With that consistency goes a certain forgivable disingenuousness. Owen and Healey, in other words, are a little more viscerally and permanently opposed to the integrationist consequences of monetary union than Owen, all sweet reason yesterday, was prepared to admit.

The main consequence of their campaign may well be to make the argument less purely economic and more political, as Tony Blair has always known it will partly be. Political not in the sense of sterile, backward-looking rhetoric about "a thousand years of history", but about how Britain best exercises influence as a modern medium-sized power.

Immediately, the Owenite proposition is that the United Kingdom can have the best of EU membership - membership of the internal market - without having to suffer what today's New Europe document is calling the "compulsory and irrevocable alignment of economic and social policies with continental Europe".

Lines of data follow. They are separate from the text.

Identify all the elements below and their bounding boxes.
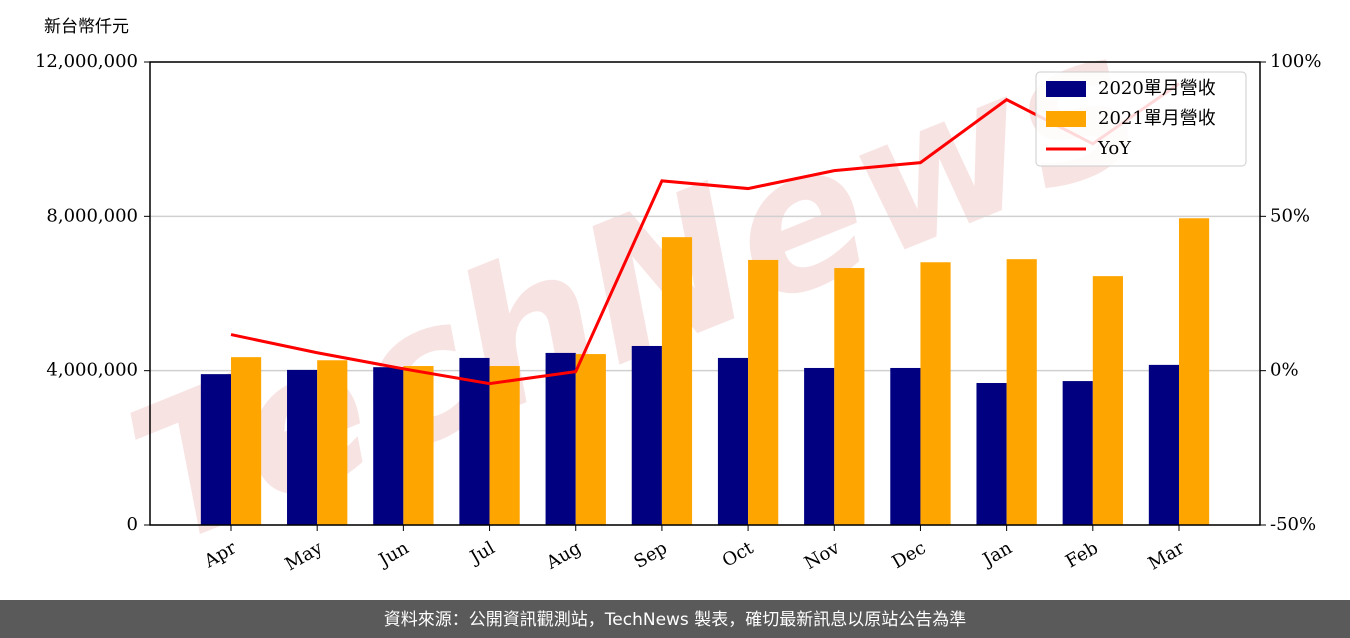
bar [804,367,835,525]
bar [834,268,865,525]
bar [1148,364,1179,525]
bar [717,357,749,525]
x-tick-label: Nov [801,537,844,574]
x-tick-label: Aug [542,537,585,574]
bar [631,345,662,525]
y-tick-label: 4,000,000 [46,360,138,381]
x-tick-label: Jun [374,537,413,572]
footer-text: 資料來源：公開資訊觀測站，TechNews 製表，確切最新訊息以原站公告為準 [384,610,966,630]
bar [373,367,404,525]
bar [231,357,262,525]
bar [1178,218,1210,525]
x-tick-label: Jan [978,537,1016,571]
legend-swatch [1046,81,1086,97]
bar [976,383,1007,525]
x-tick-label: Mar [1145,537,1189,574]
bar [575,354,606,525]
x-tick-label: Oct [719,537,758,572]
bar [317,360,348,525]
bar [403,366,434,525]
y-tick-label: 0 [127,514,138,535]
bar [748,259,779,525]
x-tick-label: Sep [631,537,671,572]
y-tick-label: 12,000,000 [35,51,138,72]
legend-label: YoY [1097,138,1132,159]
bar [287,369,318,525]
y-axis-label: 新台幣仟元 [44,17,129,37]
plot-frame [149,61,1261,526]
legend-box [1035,71,1247,167]
y2-tick-label: 50% [1270,205,1310,226]
bar [661,237,693,525]
legend-swatch [1046,111,1086,127]
y2-tick-label: 100% [1270,51,1321,72]
footer-band [0,600,1350,638]
y-tick-label: 8,000,000 [46,205,138,226]
line [230,82,1180,386]
bar [1092,276,1123,525]
bar [1062,381,1093,525]
x-tick-label: Feb [1062,537,1102,572]
bar [200,374,232,525]
bar [489,366,520,525]
bar [1006,259,1037,525]
bar [920,262,951,525]
legend-label: 2020單月營收 [1098,78,1216,99]
legend-label: 2021單月營收 [1098,108,1216,129]
y2-tick-label: 0% [1270,360,1299,381]
bar [459,357,490,525]
y2-tick-label: -50% [1270,514,1316,535]
x-tick-label: Dec [888,537,929,573]
bar [545,352,576,525]
x-tick-label: Jul [465,537,499,569]
bar [890,367,921,525]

This magisterially ignores the exactly converse problem: that outside EMU, Britain will be less able to influence economic and social policies to which it will still be bound by EU membership; or to see enacted the economic and political reform that it rightly wants.

The second and larger question that has been mainly ignored by the New Europe document is whether Britain's global influence will be best enhanced by closer engagement with Europe, or by hankering after an obsolete view of the special relationship with the United States.

The purpose of the "New Europe" movement is to keep public opinion sufficiently hostile to prevent the Prime Minister risking a referendum. However, last week's Mori poll for The Times shows that those "persuadable" in favour of EMU - including some readers of the unremittingly hostile Sun - are growing in number. Now that the Prime Minister has shown he is ready to consider his enormous mandate a greater source of strength than the acquiescence of the Eurosceptic press, and to give a lead, others - as Ken Clarke and Michael Heseltine have shown - will surely follow.

Owen was at his most benign and attractive in his breakfast television interview with Sir David yesterday. It was hard to remember what his new comrade Lord Healey used to say of him - in a term possibly borrowed from Lord Jenkins - that he was like the "Upas tree beneath whose shadow nothing grows".

Lord Owen will fight a good fight, but the probability must be that he will find himself on the wrong side of history once again.